Note that the "unperturbed mind" mentioned here is translated as "unmoving mind" in English renditions of Takuan Soho's famous treatise on Fudochi Shinmyo roku. Takuan was not writing about a Zen approach to swordsmanship, but commenting on Mencius's Confucian approach. Regarding this point, see my essay "Zen and Japanese Swordsmanship Reconsidered" in Budo Perspectives, edited by Alexander Bennett, Auckland: Kendo World Publications, 2005, pp. 69-103.

This section continues through the assertion by Mencius that:

11. "I venture to ask," said Ch'ow again, "wherein you, Master, surpass Kaou." Mencius told him, "I understand words. I am skillful in nourishing my vast, flowing passion nature."


"Vast, flowing passion nature" is ki, and it is the key to attaining an unmoving mind, the key to fearlessness, and the key to defeating any foe. Before ca. 1900, Japanese martial artists studied Mencius to learn how to cultivate or nourish their own ki so that it would become vast and flowing.
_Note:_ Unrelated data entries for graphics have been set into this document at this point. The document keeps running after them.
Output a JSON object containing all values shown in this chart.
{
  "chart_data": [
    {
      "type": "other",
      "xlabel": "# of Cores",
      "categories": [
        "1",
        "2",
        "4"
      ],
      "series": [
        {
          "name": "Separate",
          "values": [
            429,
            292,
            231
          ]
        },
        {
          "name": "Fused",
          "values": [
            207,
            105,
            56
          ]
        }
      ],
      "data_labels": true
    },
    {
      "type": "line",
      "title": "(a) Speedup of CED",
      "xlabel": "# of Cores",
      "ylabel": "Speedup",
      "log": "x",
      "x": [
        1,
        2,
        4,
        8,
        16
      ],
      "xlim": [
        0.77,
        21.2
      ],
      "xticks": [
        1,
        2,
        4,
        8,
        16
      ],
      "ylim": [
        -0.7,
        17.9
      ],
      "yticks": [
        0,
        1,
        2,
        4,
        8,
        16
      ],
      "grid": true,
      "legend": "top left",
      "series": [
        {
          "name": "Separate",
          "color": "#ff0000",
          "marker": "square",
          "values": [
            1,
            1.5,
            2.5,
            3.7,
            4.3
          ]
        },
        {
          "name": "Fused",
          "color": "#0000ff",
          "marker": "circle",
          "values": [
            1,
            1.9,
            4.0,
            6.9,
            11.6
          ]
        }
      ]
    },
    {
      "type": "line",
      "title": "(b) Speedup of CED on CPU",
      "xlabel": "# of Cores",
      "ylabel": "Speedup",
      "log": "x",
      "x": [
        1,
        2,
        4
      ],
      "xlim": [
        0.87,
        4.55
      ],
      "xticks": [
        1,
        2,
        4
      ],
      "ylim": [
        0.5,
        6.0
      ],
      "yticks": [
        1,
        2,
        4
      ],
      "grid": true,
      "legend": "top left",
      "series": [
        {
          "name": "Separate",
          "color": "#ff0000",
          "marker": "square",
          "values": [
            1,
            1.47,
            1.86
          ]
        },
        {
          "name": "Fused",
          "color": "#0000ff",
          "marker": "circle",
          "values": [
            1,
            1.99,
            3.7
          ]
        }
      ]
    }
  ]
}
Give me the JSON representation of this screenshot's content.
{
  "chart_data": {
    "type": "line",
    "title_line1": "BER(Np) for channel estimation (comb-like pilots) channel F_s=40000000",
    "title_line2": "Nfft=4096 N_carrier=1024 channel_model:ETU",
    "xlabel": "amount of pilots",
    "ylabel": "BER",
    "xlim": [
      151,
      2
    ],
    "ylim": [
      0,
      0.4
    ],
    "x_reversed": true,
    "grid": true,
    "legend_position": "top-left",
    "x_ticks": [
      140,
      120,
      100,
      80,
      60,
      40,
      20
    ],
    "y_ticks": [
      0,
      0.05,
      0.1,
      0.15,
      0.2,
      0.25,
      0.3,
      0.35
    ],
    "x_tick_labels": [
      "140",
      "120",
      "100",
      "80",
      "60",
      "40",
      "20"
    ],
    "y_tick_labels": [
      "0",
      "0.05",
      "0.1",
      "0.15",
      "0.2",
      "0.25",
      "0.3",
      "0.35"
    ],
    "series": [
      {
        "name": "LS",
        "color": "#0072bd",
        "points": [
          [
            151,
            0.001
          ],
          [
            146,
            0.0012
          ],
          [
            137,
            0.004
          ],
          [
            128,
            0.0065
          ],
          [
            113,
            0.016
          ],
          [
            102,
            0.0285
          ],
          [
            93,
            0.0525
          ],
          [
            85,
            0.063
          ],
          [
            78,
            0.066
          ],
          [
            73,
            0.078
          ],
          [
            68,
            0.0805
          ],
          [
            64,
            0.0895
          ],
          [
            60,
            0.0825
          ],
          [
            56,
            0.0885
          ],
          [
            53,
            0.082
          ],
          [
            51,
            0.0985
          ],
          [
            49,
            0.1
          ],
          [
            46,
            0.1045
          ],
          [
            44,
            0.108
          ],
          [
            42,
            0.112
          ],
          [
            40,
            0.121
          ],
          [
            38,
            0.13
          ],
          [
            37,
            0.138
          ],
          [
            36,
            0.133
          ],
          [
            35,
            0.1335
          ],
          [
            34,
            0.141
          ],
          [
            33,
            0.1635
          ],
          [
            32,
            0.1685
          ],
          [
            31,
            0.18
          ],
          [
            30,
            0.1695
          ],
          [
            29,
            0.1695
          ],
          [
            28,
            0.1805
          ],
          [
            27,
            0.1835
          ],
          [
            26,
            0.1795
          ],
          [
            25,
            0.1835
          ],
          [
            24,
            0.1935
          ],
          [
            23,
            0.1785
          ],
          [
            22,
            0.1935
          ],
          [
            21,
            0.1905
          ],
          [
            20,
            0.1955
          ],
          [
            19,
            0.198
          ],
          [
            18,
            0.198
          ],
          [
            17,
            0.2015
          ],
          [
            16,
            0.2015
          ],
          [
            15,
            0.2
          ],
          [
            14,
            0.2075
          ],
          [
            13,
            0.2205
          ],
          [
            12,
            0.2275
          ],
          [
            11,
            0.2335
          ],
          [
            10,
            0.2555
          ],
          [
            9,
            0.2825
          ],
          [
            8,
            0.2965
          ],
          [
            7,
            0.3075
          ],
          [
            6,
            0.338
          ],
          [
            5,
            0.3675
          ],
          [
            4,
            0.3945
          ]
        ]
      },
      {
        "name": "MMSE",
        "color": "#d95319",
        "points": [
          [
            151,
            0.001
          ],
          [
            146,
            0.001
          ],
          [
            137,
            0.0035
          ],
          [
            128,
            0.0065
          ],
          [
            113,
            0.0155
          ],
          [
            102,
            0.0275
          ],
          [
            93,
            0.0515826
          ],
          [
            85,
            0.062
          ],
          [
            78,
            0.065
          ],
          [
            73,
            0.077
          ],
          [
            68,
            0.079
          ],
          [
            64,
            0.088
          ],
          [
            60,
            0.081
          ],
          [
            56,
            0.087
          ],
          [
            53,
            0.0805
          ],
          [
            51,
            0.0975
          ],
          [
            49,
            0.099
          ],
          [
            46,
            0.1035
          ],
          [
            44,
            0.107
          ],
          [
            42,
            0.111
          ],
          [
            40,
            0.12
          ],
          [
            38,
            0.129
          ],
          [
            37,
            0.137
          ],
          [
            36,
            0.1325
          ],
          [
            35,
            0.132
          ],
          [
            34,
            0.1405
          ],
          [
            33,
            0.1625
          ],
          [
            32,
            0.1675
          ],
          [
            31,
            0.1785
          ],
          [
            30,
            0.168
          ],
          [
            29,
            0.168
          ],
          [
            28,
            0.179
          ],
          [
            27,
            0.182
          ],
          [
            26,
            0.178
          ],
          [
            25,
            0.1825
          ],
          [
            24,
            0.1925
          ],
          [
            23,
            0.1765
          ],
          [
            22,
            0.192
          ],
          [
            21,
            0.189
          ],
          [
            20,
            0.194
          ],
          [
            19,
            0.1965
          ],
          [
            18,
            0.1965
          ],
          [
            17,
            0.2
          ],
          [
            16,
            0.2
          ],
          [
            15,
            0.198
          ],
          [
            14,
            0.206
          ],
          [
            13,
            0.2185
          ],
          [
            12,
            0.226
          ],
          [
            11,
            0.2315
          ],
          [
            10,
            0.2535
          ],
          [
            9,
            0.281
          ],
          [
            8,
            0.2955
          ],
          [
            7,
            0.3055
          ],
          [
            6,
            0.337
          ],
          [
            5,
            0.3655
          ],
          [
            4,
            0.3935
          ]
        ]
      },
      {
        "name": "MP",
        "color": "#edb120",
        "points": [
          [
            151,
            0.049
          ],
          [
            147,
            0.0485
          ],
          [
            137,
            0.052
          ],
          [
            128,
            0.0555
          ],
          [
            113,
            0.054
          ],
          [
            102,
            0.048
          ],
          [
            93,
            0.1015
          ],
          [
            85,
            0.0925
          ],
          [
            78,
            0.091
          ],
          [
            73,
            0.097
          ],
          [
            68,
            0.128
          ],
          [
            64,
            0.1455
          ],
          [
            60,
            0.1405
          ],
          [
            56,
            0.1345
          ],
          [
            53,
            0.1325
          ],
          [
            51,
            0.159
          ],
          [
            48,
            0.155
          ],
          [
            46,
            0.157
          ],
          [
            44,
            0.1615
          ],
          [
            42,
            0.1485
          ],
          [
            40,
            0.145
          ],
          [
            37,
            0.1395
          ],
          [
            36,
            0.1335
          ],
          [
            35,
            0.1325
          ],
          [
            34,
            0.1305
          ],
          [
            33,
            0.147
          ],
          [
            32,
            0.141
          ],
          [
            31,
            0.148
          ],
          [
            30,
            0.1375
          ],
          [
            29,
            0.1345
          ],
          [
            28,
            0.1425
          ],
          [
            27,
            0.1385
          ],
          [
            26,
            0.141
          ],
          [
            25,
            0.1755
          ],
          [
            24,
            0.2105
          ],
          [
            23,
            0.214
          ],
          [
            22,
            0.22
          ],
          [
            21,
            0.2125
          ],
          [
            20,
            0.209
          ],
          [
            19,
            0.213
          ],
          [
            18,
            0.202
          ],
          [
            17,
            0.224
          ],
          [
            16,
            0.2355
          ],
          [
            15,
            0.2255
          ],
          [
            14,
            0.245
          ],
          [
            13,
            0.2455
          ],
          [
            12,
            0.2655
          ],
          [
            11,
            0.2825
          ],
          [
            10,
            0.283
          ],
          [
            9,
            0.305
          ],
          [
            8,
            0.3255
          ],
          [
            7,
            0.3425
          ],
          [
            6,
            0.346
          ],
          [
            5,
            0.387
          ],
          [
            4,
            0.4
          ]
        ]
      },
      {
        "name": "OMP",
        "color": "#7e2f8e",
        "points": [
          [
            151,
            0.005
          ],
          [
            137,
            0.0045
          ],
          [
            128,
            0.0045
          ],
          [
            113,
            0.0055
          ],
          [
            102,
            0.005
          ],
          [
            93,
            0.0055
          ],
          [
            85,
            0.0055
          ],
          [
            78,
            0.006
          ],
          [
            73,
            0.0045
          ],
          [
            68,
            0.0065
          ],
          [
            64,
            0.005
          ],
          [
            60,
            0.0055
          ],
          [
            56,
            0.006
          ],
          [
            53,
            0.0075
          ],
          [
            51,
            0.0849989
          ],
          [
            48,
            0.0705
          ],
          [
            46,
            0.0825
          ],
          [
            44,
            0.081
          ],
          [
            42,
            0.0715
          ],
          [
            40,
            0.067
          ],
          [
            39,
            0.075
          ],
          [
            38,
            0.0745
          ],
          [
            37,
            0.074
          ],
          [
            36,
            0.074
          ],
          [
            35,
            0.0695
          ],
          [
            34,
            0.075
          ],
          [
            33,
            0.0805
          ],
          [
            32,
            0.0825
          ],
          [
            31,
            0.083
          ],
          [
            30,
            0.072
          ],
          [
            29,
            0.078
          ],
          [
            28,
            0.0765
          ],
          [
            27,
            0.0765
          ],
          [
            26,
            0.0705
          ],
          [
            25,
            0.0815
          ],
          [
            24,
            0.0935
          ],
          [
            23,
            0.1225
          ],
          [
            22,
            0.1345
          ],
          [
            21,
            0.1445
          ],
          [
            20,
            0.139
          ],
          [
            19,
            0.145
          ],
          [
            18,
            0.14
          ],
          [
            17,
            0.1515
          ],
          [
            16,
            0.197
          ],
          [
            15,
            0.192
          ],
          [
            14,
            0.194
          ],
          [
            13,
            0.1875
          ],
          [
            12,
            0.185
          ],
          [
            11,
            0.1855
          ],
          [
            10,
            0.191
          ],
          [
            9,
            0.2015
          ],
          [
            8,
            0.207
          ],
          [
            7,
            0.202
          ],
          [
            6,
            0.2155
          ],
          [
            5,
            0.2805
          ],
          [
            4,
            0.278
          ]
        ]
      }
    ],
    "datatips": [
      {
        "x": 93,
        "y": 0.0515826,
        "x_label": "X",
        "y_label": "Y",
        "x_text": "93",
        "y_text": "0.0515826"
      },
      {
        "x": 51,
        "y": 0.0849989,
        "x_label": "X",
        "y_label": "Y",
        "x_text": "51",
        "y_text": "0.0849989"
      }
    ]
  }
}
See, for example, Takuan's essay on the unmoving mind (Fudochi shinmyo roku) and Yagyu Munenori's equally famous essay on "Our Family's Tradition of Swordsmanship" (Heiho kadensho).

 

6) Taylor, Rodney L. 1988. The Confucian Way of Contemplation: Okada Takehiko and the Tradition of Quiet Sitting. Columbia, S.C.: Univ. of South Carolina Press.

See especially pp. 13-73. Although Taylor explains neo-Confucian training solely in terms of meditation, he provides a good corrective to the widespread tendency to automatically equate any and all forms of Japanese meditation with Zen.

7) Keenan, Barry C. 2011. Neo-Confucian Self-Cultivation. Honolulu: University of Hawai'i.

Keenan provides an easily accessible overview of Neo-Confucian teachings, practices, and goals. In addition he describes the educational curriculum, its theory and practices, that aim toward those goals. While other accounts emphasize abstract moral and philosophical concepts, Keenan provides a detailed, step-by-step overview of self-cultivation as a personal and social process. Serious practitioners of martial arts can easily appropriate these steps to their own training regimes. Or, at the very least, Keenan's analysis will provide thoughtful readers with insights regarding the the educational norms encountered even today in more traditional martial art environments.

About the Author

William M. Bodiford is a professor in the Department of East Asian Languages and Cultures at the University of California, Los Angeles (UCLA). He is the author of Soto Zen in Medieval Japan (1994), the entries "Religion and Spiritual Development: Japan" and "Written Texts: Japan" in Martial Arts of the World: An Encyclopedia (2001), and "Zen and Japanese Swordsmanship Reconsidered" in Budo Perspectives (2005). He holds menkyo kaiden and shihan licenses in Kashima-Shinryu.